Another difference between Aqua Capital and VCs is that the latter typically take more positions. “We are more concentrated, for good or for bad,” said Ziskind. “We make less bets on 8-10 portfolio companies.” A smaller number of bets allows more focus on its portfolio, he contends.

Being so operationally involved means Aqua Capital can offer greater value for farmers, added partner Gustavo Eiben. “There is a disconnection between the Silicon Valley approach in VCs and the farmers,” he said. “Those two are not talking very well.”
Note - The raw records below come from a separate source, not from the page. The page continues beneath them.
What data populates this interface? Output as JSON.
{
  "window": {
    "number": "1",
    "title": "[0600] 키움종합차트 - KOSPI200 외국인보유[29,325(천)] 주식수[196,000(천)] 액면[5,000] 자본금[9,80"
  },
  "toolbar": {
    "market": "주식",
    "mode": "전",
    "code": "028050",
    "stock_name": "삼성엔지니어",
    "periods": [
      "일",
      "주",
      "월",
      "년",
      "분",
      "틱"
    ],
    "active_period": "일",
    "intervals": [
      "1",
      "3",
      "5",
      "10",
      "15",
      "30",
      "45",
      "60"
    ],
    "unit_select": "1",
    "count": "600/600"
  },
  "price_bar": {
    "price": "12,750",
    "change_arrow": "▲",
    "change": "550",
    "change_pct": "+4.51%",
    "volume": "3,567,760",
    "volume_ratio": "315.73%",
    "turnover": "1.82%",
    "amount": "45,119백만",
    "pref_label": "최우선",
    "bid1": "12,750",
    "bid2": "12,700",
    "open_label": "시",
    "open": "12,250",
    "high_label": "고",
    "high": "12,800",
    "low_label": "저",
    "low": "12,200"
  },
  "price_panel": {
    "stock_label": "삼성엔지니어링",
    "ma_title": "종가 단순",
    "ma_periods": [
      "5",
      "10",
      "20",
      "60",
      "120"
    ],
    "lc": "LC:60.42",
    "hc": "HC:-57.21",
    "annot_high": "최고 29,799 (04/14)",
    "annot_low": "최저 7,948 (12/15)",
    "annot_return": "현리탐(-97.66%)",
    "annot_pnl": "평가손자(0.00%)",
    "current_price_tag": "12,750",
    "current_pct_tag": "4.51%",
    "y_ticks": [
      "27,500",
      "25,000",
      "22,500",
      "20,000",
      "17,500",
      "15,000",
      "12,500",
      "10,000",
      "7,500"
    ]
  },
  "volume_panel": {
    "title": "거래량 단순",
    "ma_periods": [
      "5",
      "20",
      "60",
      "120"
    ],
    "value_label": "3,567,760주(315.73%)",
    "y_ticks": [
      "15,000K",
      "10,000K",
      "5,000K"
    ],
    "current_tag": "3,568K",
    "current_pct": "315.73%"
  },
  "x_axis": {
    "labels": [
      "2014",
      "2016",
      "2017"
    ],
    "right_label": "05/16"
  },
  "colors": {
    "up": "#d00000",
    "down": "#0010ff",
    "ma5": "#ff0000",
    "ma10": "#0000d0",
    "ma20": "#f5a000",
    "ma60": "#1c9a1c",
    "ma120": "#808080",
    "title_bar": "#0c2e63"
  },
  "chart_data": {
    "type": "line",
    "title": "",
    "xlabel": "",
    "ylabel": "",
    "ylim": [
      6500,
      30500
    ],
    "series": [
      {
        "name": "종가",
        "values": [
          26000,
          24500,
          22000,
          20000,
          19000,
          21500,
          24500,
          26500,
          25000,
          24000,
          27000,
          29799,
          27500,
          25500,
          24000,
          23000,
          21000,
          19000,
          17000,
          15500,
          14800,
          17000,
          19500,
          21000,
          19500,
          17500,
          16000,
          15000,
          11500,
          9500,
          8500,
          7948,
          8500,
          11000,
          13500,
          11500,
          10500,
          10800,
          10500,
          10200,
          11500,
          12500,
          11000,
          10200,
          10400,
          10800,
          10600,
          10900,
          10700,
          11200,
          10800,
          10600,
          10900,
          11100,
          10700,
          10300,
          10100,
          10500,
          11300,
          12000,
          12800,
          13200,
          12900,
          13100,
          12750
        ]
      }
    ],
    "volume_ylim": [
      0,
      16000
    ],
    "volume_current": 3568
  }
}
Aqua Capital, by contrast, "gets very involved operating our companies. When we invest in a company, we buy control and operate the company so that we are very close to the farmer. We think that sometimes VCs are very removed from the farmers and closer to the Valley. We don't have anything against VCs. But we born as a private equity firm, that's what we have been doing for the last three funds. there are not many players in the market doing private equity ag.. "we fill that gap very nicely"

Read more: Agech: too much tech, not enough ag?  

Ziskind stressed that Aqua Capital’s current portfolio of investments in high-value, sustainable ag inputs, omnichannel ag retailing and agtech services is ultimately aimed at shortening the time of adoption of new technology products. Considering ag retail, for example, the go-to-market strategy is “all about having really trusted advisors to the farmer with the ability to get them to use next generation products because most of the farmer budget goes into one”.

The importance of a comprehensive go-to-market strategy is again illustrated with Solubio, the Brazilian provider of on-farm biological solutions in which Fund III took a stake. Solubio enables farmers to produce ag biologicals like biopesticides and biofertilisers on-site, reducing costs by up to 70% compared to off-the-shelf products. Solubio achieved over 116% CAGR revenue growth from 2018-2022.

This kind of integrated system is well suited to biologicals, said Ziskind, where there isn’t one ‘silver bullet’ type of product suited to all farmers in all conditions. What makes sense in the biologicals market, he said, is a strong portfolio that considers the ease of farmer application and how easy it is for the third-party channel to sell it to the farmer.